Meredith Whitney appeared on CNBC earlier and was about as bearish as ever, not only on financials, but on housing as well. In addition to saying that she expects the housing market to get worse in Q3 and Q4, the maven again reiterated the blatantly obvious, namely that all the recent earnings beats by financials have been an accounting sham driven by:
Provisioning for less future losses, by reducing NPLs in the current quarter, thus generating profits out of manipulated air (particularly relevant for HSBC's results yesterday, which were the main factor in pushing the market 25 points higher)
Increasingly more difficult for consumers to get loans. Not much of an issue - Obama will simply blame this on the previous regime.
And the glaringly obvious, i.e., that all European banks sit on bloated amounts of largely overvalued sovereign debt. Should another sovereign risk flaring appear (and it is Zero Hedge's belief that this will occur promptly, as soon as the European vacation season is over), it will be time to dig up the old skeletons of financial insolvency once again, only this time with EUR LIBOR and Euribor about 100% higher than where they were in May.
Full clip from one of the people who is still only semi-institutionalized:
Despite relatively strong second-quarter earnings, US banks are still suffering from poor revenue growth and will continue to do so at least into next year, financial analyst Meredith Whitney told CNBC Tuesday.
Meredith Whitney on Closing Bell
"It was a quarter of real revenue shortfalls, real revenue weakness, and I think that is a persistent theme that we’re going to see throughout the next several quarters," said Whitney, a former Oppenheimer analyst who now runs her own firm, Meredith Whitney Advisory Group.
Deal volume in the debt and equity markets is down 40 percent, Whitney said.
"Wall Street didn’t make a lot of head count changes and I think what you’re’ seeing now is the revenues don’t support the expense structure."
As a result, banks will have to rely on further cost-cutting and layoffs to maintain earnings, she said.
Whitney told CNBC in May that investors should "avoid financials at all costs," primarily because of the financial reform bill.
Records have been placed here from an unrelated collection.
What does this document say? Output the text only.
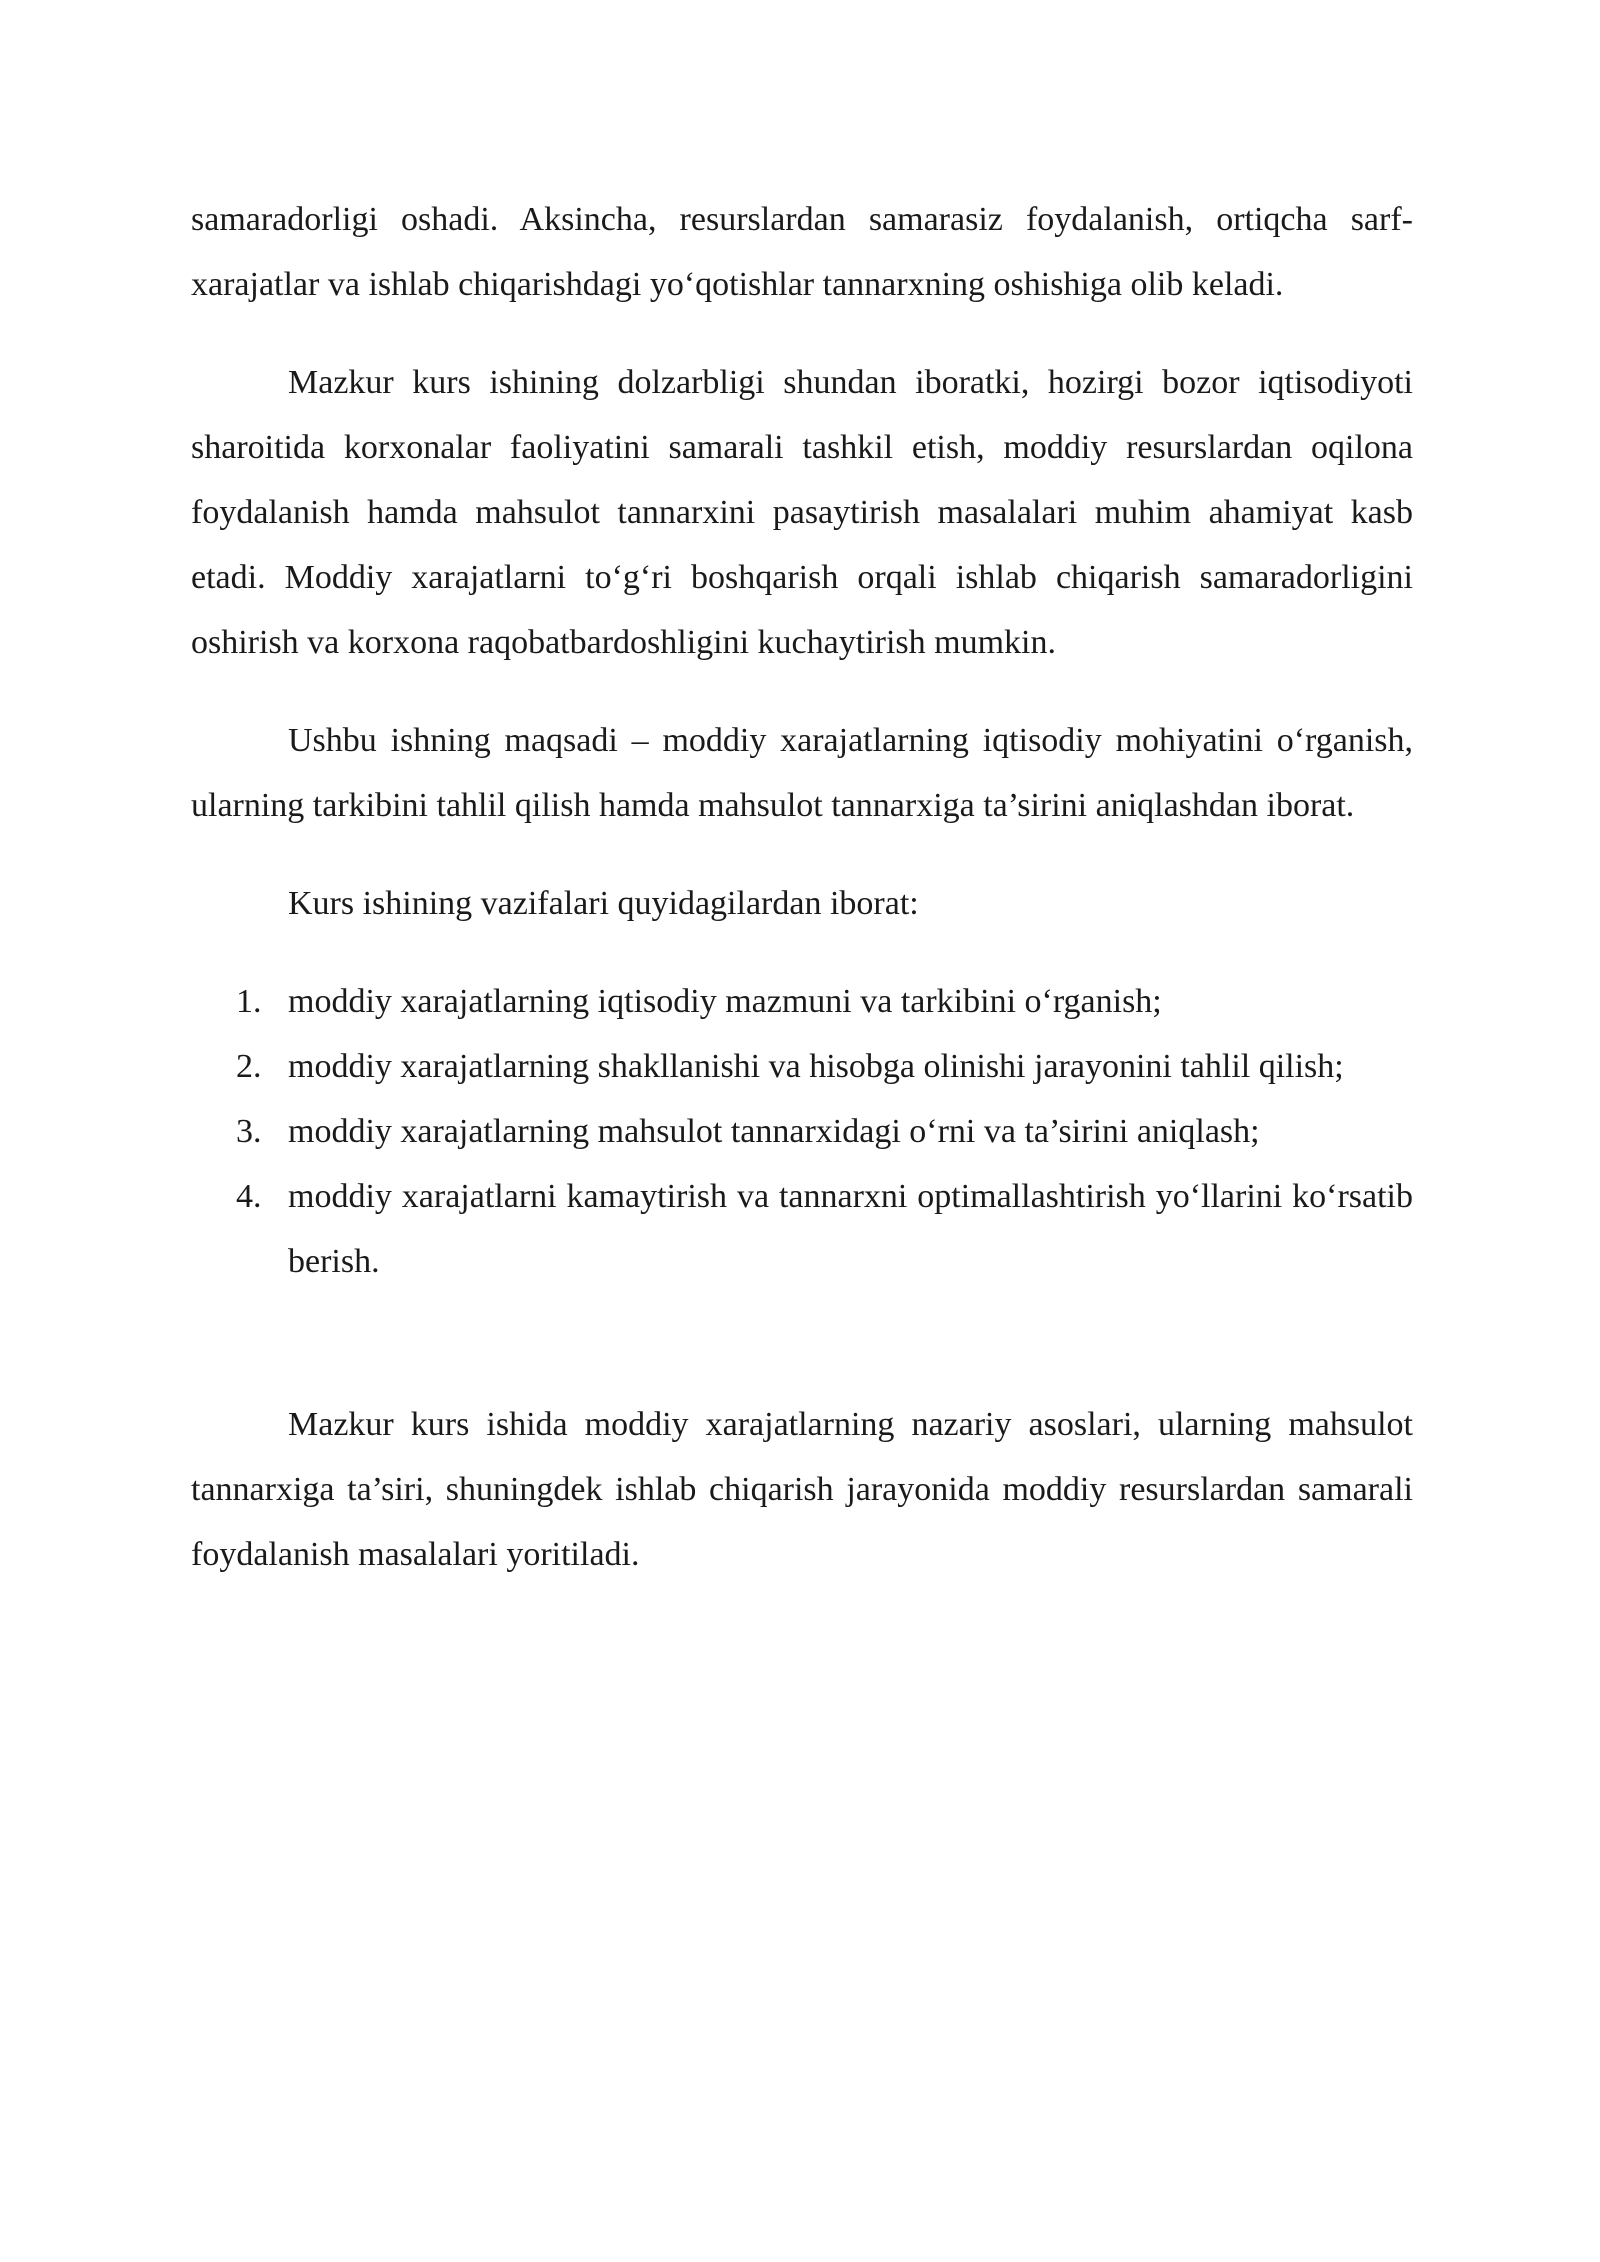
samaradorligi oshadi. Aksincha, resurslardan samarasiz foydalanish, ortiqcha sarf-xarajatlar va ishlab chiqarishdagi yo‘qotishlar tannarxning oshishiga olib keladi.

Mazkur kurs ishining dolzarbligi shundan iboratki, hozirgi bozor iqtisodiyoti sharoitida korxonalar faoliyatini samarali tashkil etish, moddiy resurslardan oqilona foydalanish hamda mahsulot tannarxini pasaytirish masalalari muhim ahamiyat kasb etadi. Moddiy xarajatlarni to‘g‘ri boshqarish orqali ishlab chiqarish samaradorligini oshirish va korxona raqobatbardoshligini kuchaytirish mumkin.

Ushbu ishning maqsadi – moddiy xarajatlarning iqtisodiy mohiyatini o‘rganish, ularning tarkibini tahlil qilish hamda mahsulot tannarxiga ta’sirini aniqlashdan iborat.

Kurs ishining vazifalari quyidagilardan iborat:

1. moddiy xarajatlarning iqtisodiy mazmuni va tarkibini o‘rganish;
2. moddiy xarajatlarning shakllanishi va hisobga olinishi jarayonini tahlil qilish;
3. moddiy xarajatlarning mahsulot tannarxidagi o‘rni va ta’sirini aniqlash;
4. moddiy xarajatlarni kamaytirish va tannarxni optimallashtirish yo‘llarini ko‘rsatib berish.

Mazkur kurs ishida moddiy xarajatlarning nazariy asoslari, ularning mahsulot tannarxiga ta’siri, shuningdek ishlab chiqarish jarayonida moddiy resurslardan samarali foydalanish masalalari yoritiladi.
But she said Tuesday that a bigger worry now is the revenue shortfalls caused by the still weak housing market and by a lack of deals on Wall Street. For that reason, she still expects financial stocks to do poorly.
In Europe, stress tests designed to measure the strength of bank balance sheets "were arguably negotiated," and didn't address the fact European banks are sitting on a lot of overvalued sovereign debt, Whitney said.
"The stress tests did a lot to tell you the obvious, a lot was not taken under consideration," Whitney said.
For investors, Whitney recommends looking at financials in emerging markets such as South America.
"There are parts of South America, parts of the world, that are really growing and are new fresh markets," Whitney adding, adding that "they carry a lot of risk."